Further, FIG. 3 shows a structure in which the oxide-based superconductor is attached to the support plate 11, and FIG. 4 shows a structure in which the oxide-based superconductor 10 is attached as a thin film to the support plate 11.

〔Effect of the invention〕

As described above, according to the present invention, it is possible to provide a nuclear fusion device that can reduce the ripple magnetic field of the toroidal magnetic field without increasing the size of the toroidal magnetic field coil and the entire nuclear fusion device.

[Brief explanation of the drawing]

FIG. 1 is a cross-sectional view showing the main parts of a torus-type fusion device according to an embodiment of the present invention, and FIG. 2 is a cross-sectional view showing the main parts of a torus-type fusion device according to another embodiment. Figures 3 and 4 are partial detailed views, Figure 5 is a vertical cross-sectional view of a conventional fusion device, Figure 6 is a cross-sectional view of a portion of the same device, and Figure 7 is the arrangement of toroidal magnetic field coils and lines of magnetic force. FIG. 8 is a perspective view showing a conventional magnetic body. 1... Torus-shaped vacuum vessel, 2... Plasma, 3
... Blanket, 4... Movable shield, 5...
- Toroidal magnetic field coil, 6... Poloidal magnetic field coil, 7... Post part,
8... Magnetic material, 9... Shielding container, 10... Oxide-based superconductor, 11... Support plate.

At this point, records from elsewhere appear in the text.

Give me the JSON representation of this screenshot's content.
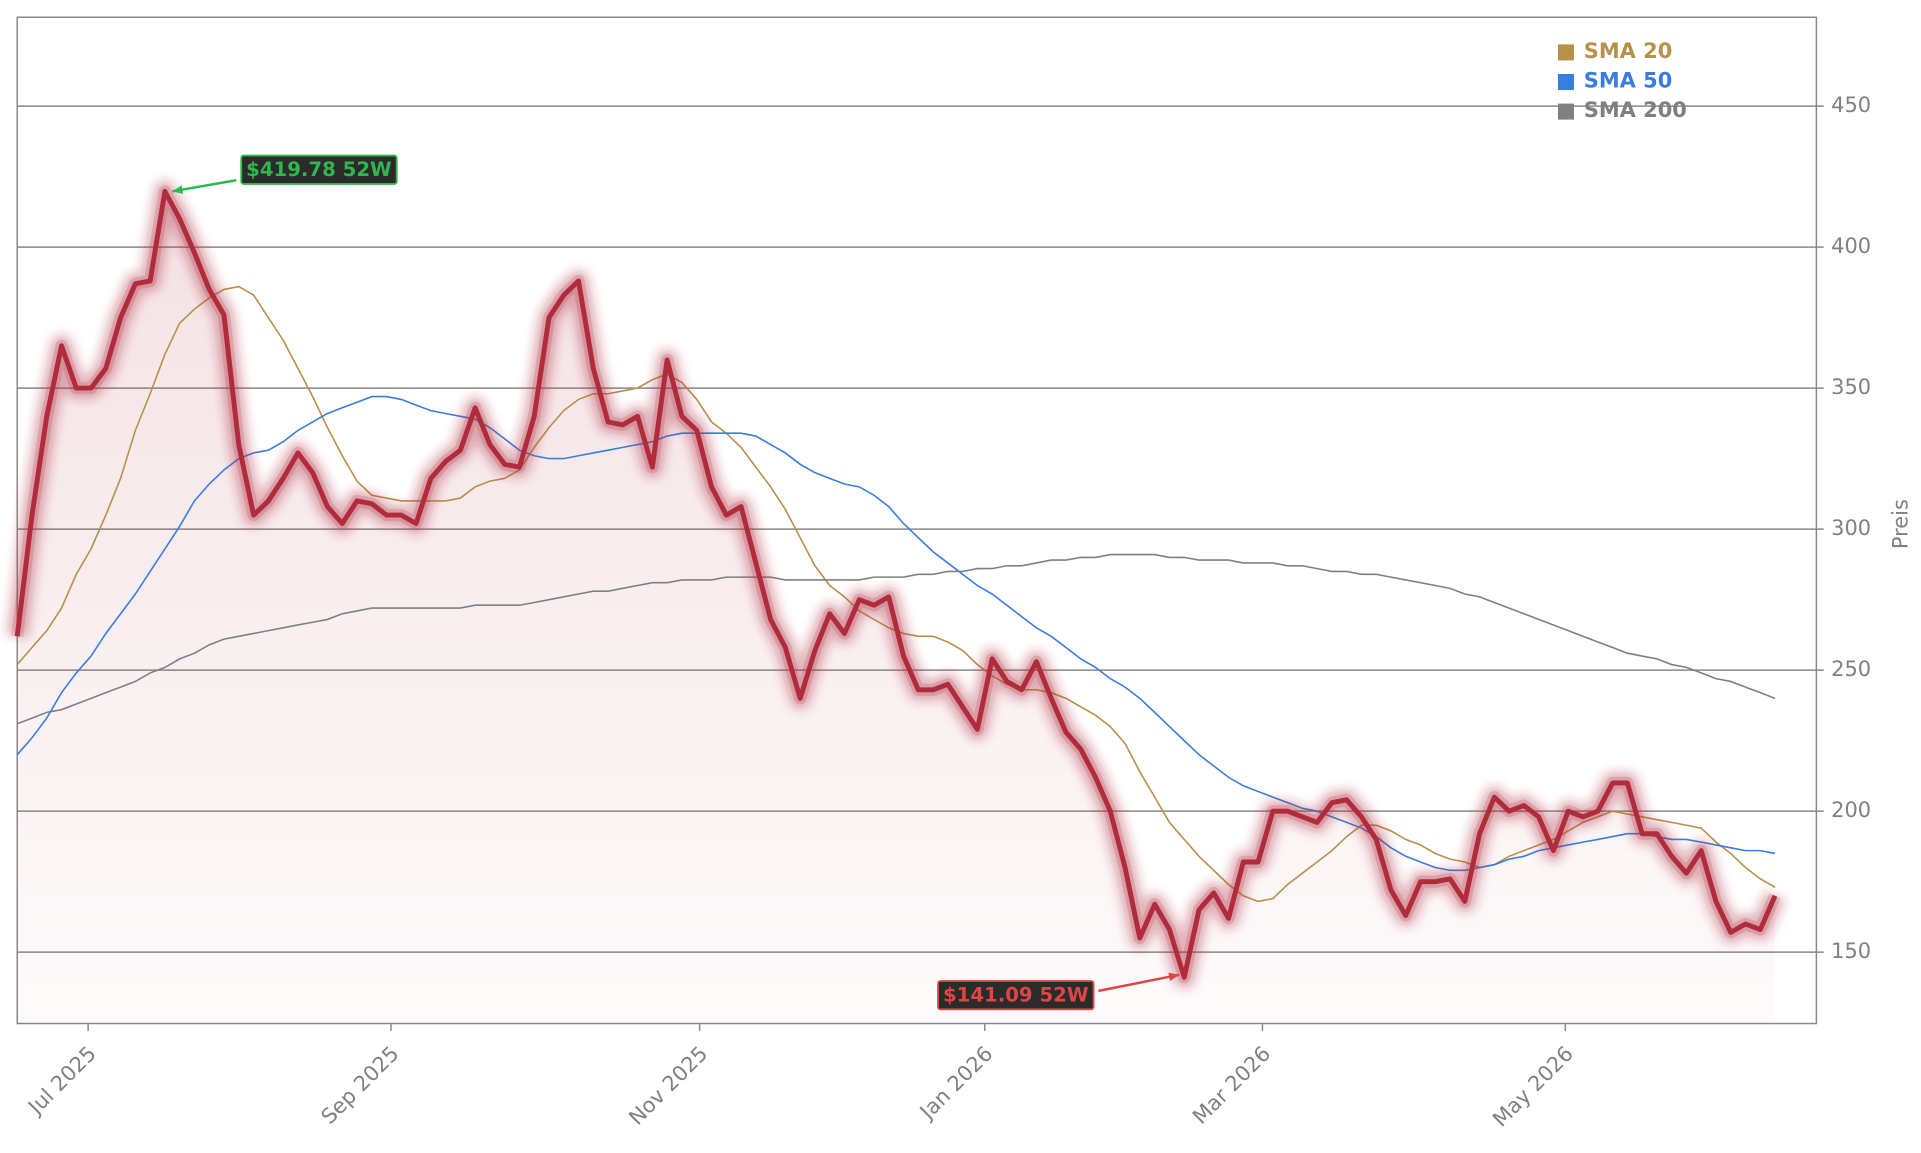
{
  "chart_data": {
    "type": "line",
    "ylabel": "Preis",
    "ylim": [
      124.7,
      481.5
    ],
    "yticks": [
      150,
      200,
      250,
      300,
      350,
      400,
      450
    ],
    "xlim": [
      0,
      121.8
    ],
    "xticks": [
      {
        "value": 4.8,
        "label": "Jul 2025"
      },
      {
        "value": 25.3,
        "label": "Sep 2025"
      },
      {
        "value": 46.2,
        "label": "Nov 2025"
      },
      {
        "value": 65.5,
        "label": "Jan 2026"
      },
      {
        "value": 84.3,
        "label": "Mar 2026"
      },
      {
        "value": 104.8,
        "label": "May 2026"
      }
    ],
    "grid": true,
    "legend": "upper right",
    "series": [
      {
        "color": "#b02c3c",
        "fill": true,
        "values": [
          262,
          305,
          340,
          365,
          350,
          350,
          357,
          375,
          387,
          388,
          419.78,
          410,
          398,
          385,
          376,
          330,
          305,
          310,
          318,
          327,
          320,
          308,
          302,
          310,
          309,
          305,
          305,
          302,
          318,
          324,
          328,
          343,
          330,
          323,
          322,
          340,
          375,
          383,
          388,
          357,
          338,
          337,
          340,
          322,
          360,
          340,
          335,
          315,
          305,
          308,
          288,
          268,
          258,
          240,
          257,
          270,
          263,
          275,
          273,
          276,
          255,
          243,
          243,
          245,
          237,
          229,
          254,
          246,
          243,
          253,
          240,
          228,
          222,
          212,
          200,
          180,
          155,
          167,
          158,
          141.09,
          165,
          171,
          162,
          182,
          182,
          200,
          200,
          198,
          196,
          203,
          204,
          198,
          190,
          172,
          163,
          175,
          175,
          176,
          168,
          192,
          205,
          200,
          202,
          198,
          186,
          200,
          198,
          200,
          210,
          210,
          192,
          192,
          184,
          178,
          186,
          168,
          157,
          160,
          158,
          170
        ]
      },
      {
        "name": "SMA 20",
        "color": "#b8904a",
        "values": [
          252,
          258,
          264,
          272,
          284,
          293,
          305,
          318,
          335,
          348,
          362,
          373,
          378,
          382,
          385,
          386,
          383,
          375,
          367,
          357,
          347,
          336,
          326,
          317,
          312,
          311,
          310,
          310,
          310,
          310,
          311,
          315,
          317,
          318,
          321,
          329,
          336,
          342,
          346,
          348,
          348,
          349,
          350,
          353,
          355,
          352,
          346,
          338,
          334,
          329,
          322,
          315,
          307,
          297,
          287,
          280,
          276,
          271,
          268,
          265,
          263,
          262,
          262,
          260,
          257,
          252,
          248,
          245,
          243,
          243,
          242,
          240,
          237,
          234,
          230,
          224,
          214,
          205,
          196,
          190,
          184,
          179,
          174,
          170,
          168,
          169,
          174,
          178,
          182,
          186,
          191,
          195,
          195,
          193,
          190,
          188,
          185,
          183,
          182,
          180,
          181,
          184,
          186,
          188,
          190,
          193,
          196,
          198,
          200,
          199,
          198,
          197,
          196,
          195,
          194,
          189,
          185,
          180,
          176,
          173
        ]
      },
      {
        "name": "SMA 50",
        "color": "#3a7de0",
        "values": [
          220,
          226,
          233,
          242,
          249,
          255,
          263,
          270,
          277,
          285,
          293,
          301,
          310,
          316,
          321,
          325,
          327,
          328,
          331,
          335,
          338,
          341,
          343,
          345,
          347,
          347,
          346,
          344,
          342,
          341,
          340,
          339,
          336,
          332,
          328,
          326,
          325,
          325,
          326,
          327,
          328,
          329,
          330,
          331,
          333,
          334,
          334,
          334,
          334,
          334,
          333,
          330,
          327,
          323,
          320,
          318,
          316,
          315,
          312,
          308,
          302,
          297,
          292,
          288,
          284,
          280,
          277,
          273,
          269,
          265,
          262,
          258,
          254,
          251,
          247,
          244,
          240,
          235,
          230,
          225,
          220,
          216,
          212,
          209,
          207,
          205,
          203,
          201,
          200,
          198,
          196,
          194,
          191,
          187,
          184,
          182,
          180,
          179,
          179,
          180,
          181,
          183,
          184,
          186,
          187,
          188,
          189,
          190,
          191,
          192,
          192,
          191,
          190,
          190,
          189,
          188,
          187,
          186,
          186,
          185
        ]
      },
      {
        "name": "SMA 200",
        "color": "#808080",
        "values": [
          231,
          233,
          235,
          236,
          238,
          240,
          242,
          244,
          246,
          249,
          251,
          254,
          256,
          259,
          261,
          262,
          263,
          264,
          265,
          266,
          267,
          268,
          270,
          271,
          272,
          272,
          272,
          272,
          272,
          272,
          272,
          273,
          273,
          273,
          273,
          274,
          275,
          276,
          277,
          278,
          278,
          279,
          280,
          281,
          281,
          282,
          282,
          282,
          283,
          283,
          283,
          283,
          282,
          282,
          282,
          282,
          282,
          282,
          283,
          283,
          283,
          284,
          284,
          285,
          285,
          286,
          286,
          287,
          287,
          288,
          289,
          289,
          290,
          290,
          291,
          291,
          291,
          291,
          290,
          290,
          289,
          289,
          289,
          288,
          288,
          288,
          287,
          287,
          286,
          285,
          285,
          284,
          284,
          283,
          282,
          281,
          280,
          279,
          277,
          276,
          274,
          272,
          270,
          268,
          266,
          264,
          262,
          260,
          258,
          256,
          255,
          254,
          252,
          251,
          249,
          247,
          246,
          244,
          242,
          240
        ]
      }
    ],
    "annotations": [
      {
        "text": "$419.78 52W",
        "color": "#2db84d"
      },
      {
        "text": "$141.09 52W",
        "color": "#e04444"
      }
    ]
  }
}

Agent Patent Attorney Yudo Ken Chika Ken Daishimaru Figure 1 Figure 2 Figure 3 Figure 4 Figure 5

Claims (3)

[Claims] (1) A torus-type nuclear fusion device that generates a toroidal magnetic field using toroidal magnetic field coils arranged radially, in which an oxide-based superconductor is installed parallel to the toroidal magnetic field between the outer toroidal magnetic field coils. Device. (2) The nuclear fusion device according to claim (1), wherein the oxide superconductor is attached to the outer shield. (3) The nuclear fusion device according to claim (2), wherein the oxide superconductor is formed as a thin film on a plate-shaped support plate.